Efectivamente, en muchos días vio más la puerta cerrada que al protagonista de sus pensamientos.
Si pensó que la relación entre Caruso y ella, cambiaría a mejor, había sido una ilusa. Se le había convertido una costumbre verlo por momentos breves. Podía contar esos momentos con los dedos de la mano. Eran pocos dedos los que tenía que contar. Por ejemplo, uno de ellos era cuando entraba y salía a recibir a sus pacientes. Era amable y generoso con cada uno dellos. Excepto con ella, que cambiaba por esa actitud casi glacial que podría helar el mar Atlántico. Congelarlo con una mirada. Solo, para sorpresa suya, Joyce la trataba bien. No era una mujer de muchas palabras, tampoco lo era ella, pero al menos la saludaba con calidez. En cambio, el hombre no era igual.
Por otro lado, no se podía quejar. Prefería estar así que peligrar su corazón tan tontamente.
¿Por qué te mientes, Clare?
La conciencia podía salir de la nada para avergonzarla y echarle en cara sus palabras. Como ahora mismo.
Sin embargo, esa rutina que vivía cada día que pasaba por la consulta en el East End (no eran todos los días de la semana porque, también, tenía que asistir a Mayfair y ella no podía evidentemente) varió un poco ese día.
El grito y el llanto de un niño la apartó de sus pensamientos y se centró en la realidad. Una mujer llevaba de su mano a un niño que lloraba desconsoladamente. Podía tener unos ochos años. Se levantó del asiento y fue directa hacia ellos.
— Señorita, siento mucho molestarla — dijo la madre con el acento cockney —. Mi hijo se ha caído y se tropezó con unos cristales que había en el suelo.
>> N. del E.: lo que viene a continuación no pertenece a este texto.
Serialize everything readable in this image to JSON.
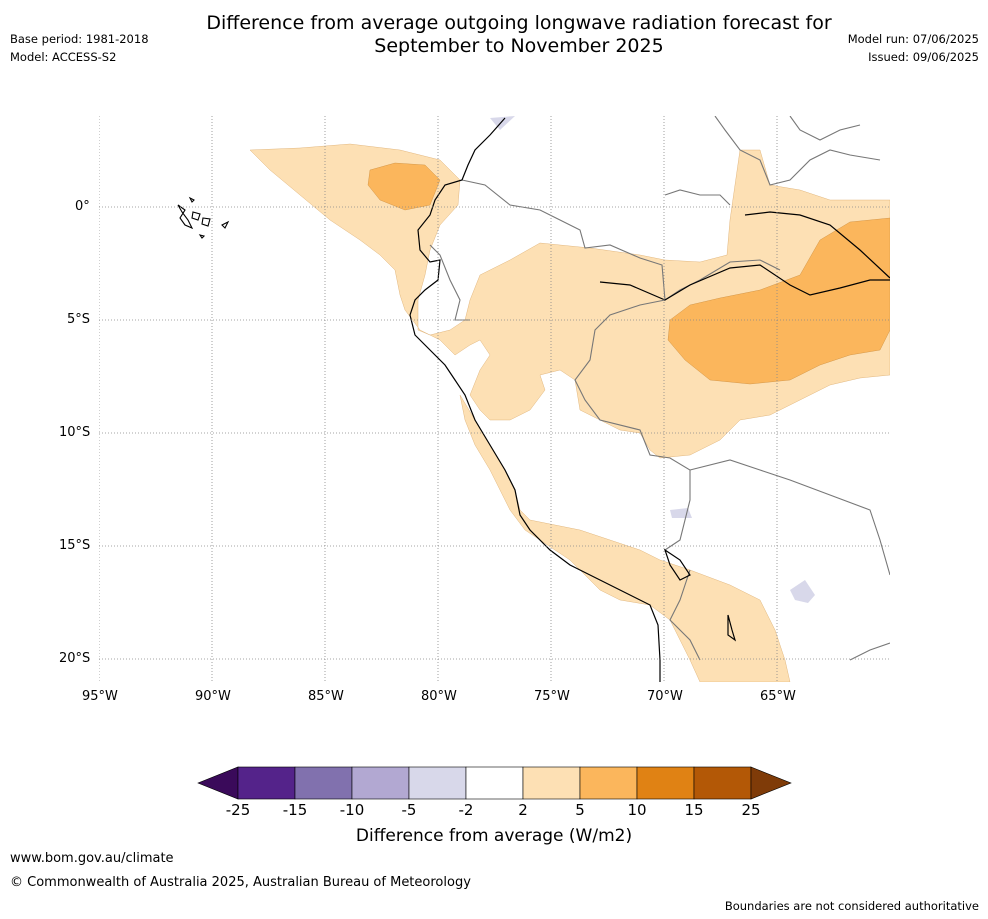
{
  "header": {
    "title_line1": "Difference from average outgoing longwave radiation forecast for",
    "title_line2": "September to November 2025",
    "base_period": "Base period: 1981-2018",
    "model": "Model: ACCESS-S2",
    "model_run": "Model run: 07/06/2025",
    "issued": "Issued: 09/06/2025"
  },
  "map": {
    "region": "Western South America (Peru)",
    "lon_labels": [
      "95°W",
      "90°W",
      "85°W",
      "80°W",
      "75°W",
      "70°W",
      "65°W"
    ],
    "lat_labels": [
      "0°",
      "5°S",
      "10°S",
      "15°S",
      "20°S"
    ],
    "anomaly_colors": {
      "2_to_5": "#fde0b4",
      "5_to_10": "#fbb65c",
      "-5_to_-2": "#d8d8ea"
    }
  },
  "colorbar": {
    "label": "Difference from average (W/m2)",
    "ticks": [
      "-25",
      "-15",
      "-10",
      "-5",
      "-2",
      "2",
      "5",
      "10",
      "15",
      "25"
    ],
    "colors": [
      "#3a0a5a",
      "#54238a",
      "#8171ae",
      "#b2a8d2",
      "#d8d8ea",
      "#ffffff",
      "#fde0b4",
      "#fbb65c",
      "#e08214",
      "#b35806",
      "#7f3b08"
    ]
  },
  "footer": {
    "url": "www.bom.gov.au/climate",
    "copyright": "© Commonwealth of Australia 2025, Australian Bureau of Meteorology",
    "note": "Boundaries are not considered authoritative"
  }
}
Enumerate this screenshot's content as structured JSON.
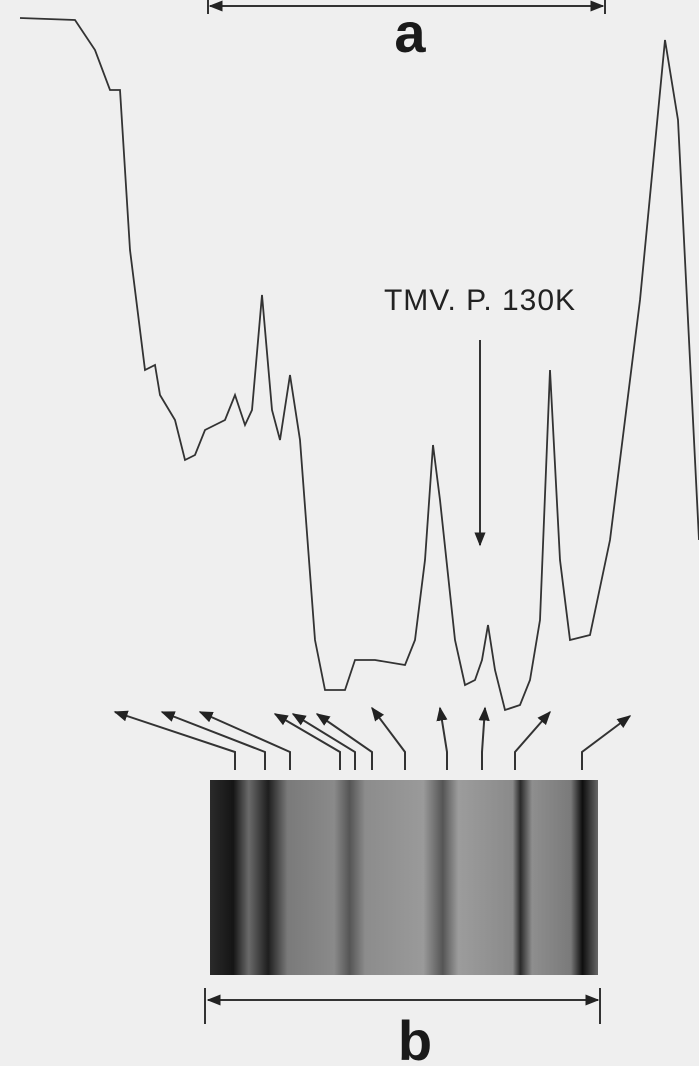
{
  "panel_a": {
    "label": "a"
  },
  "annotation": {
    "text": "TMV. P. 130K"
  },
  "panel_b": {
    "label": "b"
  }
}
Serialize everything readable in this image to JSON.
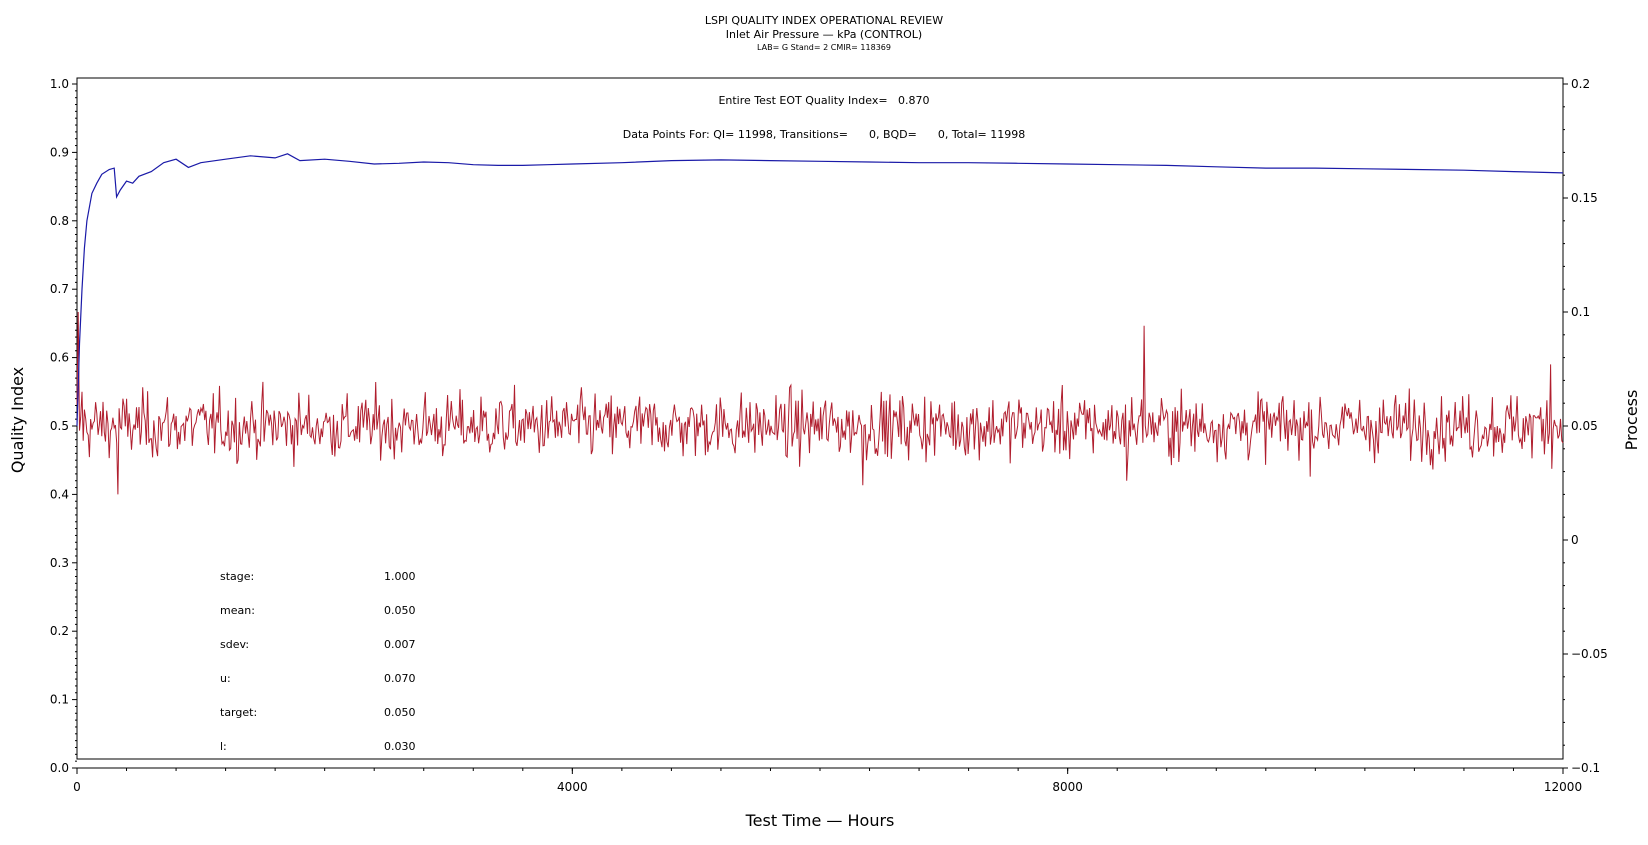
{
  "header": {
    "title": "LSPI QUALITY INDEX OPERATIONAL REVIEW",
    "subtitle": "Inlet Air Pressure — kPa (CONTROL)",
    "lab_line": "LAB= G Stand= 2 CMIR= 118369"
  },
  "info": {
    "quality_index_text": "Entire Test EOT Quality Index=   0.870",
    "data_points_text": "Data Points For: QI= 11998, Transitions=      0, BQD=      0, Total= 11998"
  },
  "stats": [
    {
      "label": "stage:",
      "value": "1.000"
    },
    {
      "label": "mean:",
      "value": "0.050"
    },
    {
      "label": "sdev:",
      "value": "0.007"
    },
    {
      "label": "u:",
      "value": "0.070"
    },
    {
      "label": "target:",
      "value": "0.050"
    },
    {
      "label": "l:",
      "value": "0.030"
    }
  ],
  "chart_data": {
    "type": "line",
    "xlabel": "Test Time — Hours",
    "ylabel_left": "Quality Index",
    "ylabel_right": "Process",
    "xlim": [
      0,
      12000
    ],
    "ylim_left": [
      0.0,
      1.0
    ],
    "ylim_right": [
      -0.1,
      0.2
    ],
    "x_ticks": [
      "0",
      "4000",
      "8000",
      "12000"
    ],
    "y_left_ticks": [
      "0.0",
      "0.1",
      "0.2",
      "0.3",
      "0.4",
      "0.5",
      "0.6",
      "0.7",
      "0.8",
      "0.9",
      "1.0"
    ],
    "y_right_ticks": [
      "−0.1",
      "−0.05",
      "0",
      "0.05",
      "0.1",
      "0.15",
      "0.2"
    ],
    "colors": {
      "quality_index": "#1a1aa8",
      "process": "#b01e2e"
    },
    "series": [
      {
        "axis": "left",
        "x": [
          0,
          20,
          40,
          60,
          80,
          120,
          160,
          200,
          260,
          300,
          320,
          350,
          400,
          450,
          500,
          600,
          700,
          800,
          900,
          1000,
          1200,
          1400,
          1600,
          1700,
          1800,
          2000,
          2200,
          2400,
          2600,
          2800,
          3000,
          3200,
          3400,
          3600,
          3800,
          4000,
          4400,
          4800,
          5200,
          5600,
          6000,
          6400,
          6800,
          7200,
          7600,
          8000,
          8400,
          8800,
          9200,
          9600,
          10000,
          10400,
          10800,
          11200,
          11600,
          12000
        ],
        "y": [
          0.5,
          0.62,
          0.7,
          0.76,
          0.8,
          0.84,
          0.855,
          0.868,
          0.875,
          0.877,
          0.835,
          0.845,
          0.858,
          0.855,
          0.865,
          0.872,
          0.885,
          0.89,
          0.878,
          0.885,
          0.89,
          0.895,
          0.892,
          0.898,
          0.888,
          0.89,
          0.887,
          0.883,
          0.884,
          0.886,
          0.885,
          0.882,
          0.881,
          0.881,
          0.882,
          0.883,
          0.885,
          0.888,
          0.889,
          0.888,
          0.887,
          0.886,
          0.885,
          0.885,
          0.884,
          0.883,
          0.882,
          0.881,
          0.879,
          0.877,
          0.877,
          0.876,
          0.875,
          0.874,
          0.872,
          0.87
        ]
      },
      {
        "axis": "right",
        "generated_from": {
          "n_points": 1200,
          "mean": 0.05,
          "sdev": 0.007
        },
        "notable_points": [
          {
            "x": 15,
            "y": 0.1
          },
          {
            "x": 40,
            "y": 0.065
          },
          {
            "x": 330,
            "y": 0.02
          },
          {
            "x": 6350,
            "y": 0.024
          },
          {
            "x": 8620,
            "y": 0.094
          },
          {
            "x": 8480,
            "y": 0.026
          },
          {
            "x": 11900,
            "y": 0.077
          }
        ]
      }
    ]
  }
}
— Duele — se quejó el pobre.
Echó un vistazo por encima de su hombro y no se abrió la puerta. El médico aún seguía atendiendo a la anterior paciente.
— Podéis sentaros — dijo con calma y le pidió al pequeño que le enseñara dónde le dolía.
— Shhh — extendió su pequeña mano y la cogió con cuidado—. Bien, tranquilo. No tiene mal aspecto. El doctor te va a quitar estos trocitos y no te va hacer daño — ella tenía la tentación de quitárselos, pero no podía sin el consentimiento de Caruso—. Aviso al doctor y vengo.
— Gracias, señorita — le dijo a la madre.
El niño la miró, y por suerte, dejó de llorar. Ella le revolvió el pelo al niño y les sonrió.
— No tardo.
Se quedó paralizada cuando al darse la vuelta Caruso estaba al frente junto con la señora Perkins. Esta última, cuando vio a la joven madre, se acercó hacia ellos. Parecía que los conocía. Así era.
— Vecina, ¿qué le ha pasado a Jack? — preguntó la señora mayor.
— Una mala caída.
Conversaron un rato más antes que el médico ser acercara y les interrumpiese. Apartó la mirada de la señorita Rawson y la dirigió hacia el herido.
— ¿Qué te ha pasado, campeón?
— Me he caído — sorbió la nariz y señaló con el dedo de la mano sana a Clare —. Me ha dicho que no me hará daño.
— Hay que quitar los trozos y desinfectar la herida. Puede que te escueza. ¿Es usted la madre? — sus ojos se alzaron hacia la otra mujer.
Ella asintió angustiada.
— No se preocupe, la sangre no es profusa. Puede acompañar a su hijo, ¿cómo has dicho que te llamabas? — le preguntó mientras le abría la puerta de la habitación.
— Jacob, pero me gusta más Jack — sí, no había más lágrimas.
Clarette respiró más tranquila y sonrió ante la estampa que veía delante de sus ojos.
— ¿No puede venir ella? — se giró atónita por la petición del niño.
— Yo... no creo — parecía tonta al balbucear—. Seríamos muchos.
— Jack, quizás ella debe quedarse — dijo la madre pensando que su hijo había metido la pata.
Charles se quedó mirándola sospesando la opción. Sintió que las piernas le temblaban y un hormigueo se extendía por su cuerpo.
— Sí, puede entrar — entró dejándole paso.
Aunque se parecía la consulta que había en Mayfair, esta parecía más sencilla y más grande. Había un escritorio de madera, dos camillas y el material del médico, que estaba en un estante mientras que en unas vitrinas estaban colocados unos botecitos de hierbas y frascos, cuyos nombres estaban en latín. Era la primera vez que le permitía entrar.
La enfermera Joyce enarcó una ceja al verla. Vio su intención de preguntarle, pero se calló y dispuso de cambiar la camilla. Puso como una sábana nueva y sacó el banquillo para que se subiera el niño.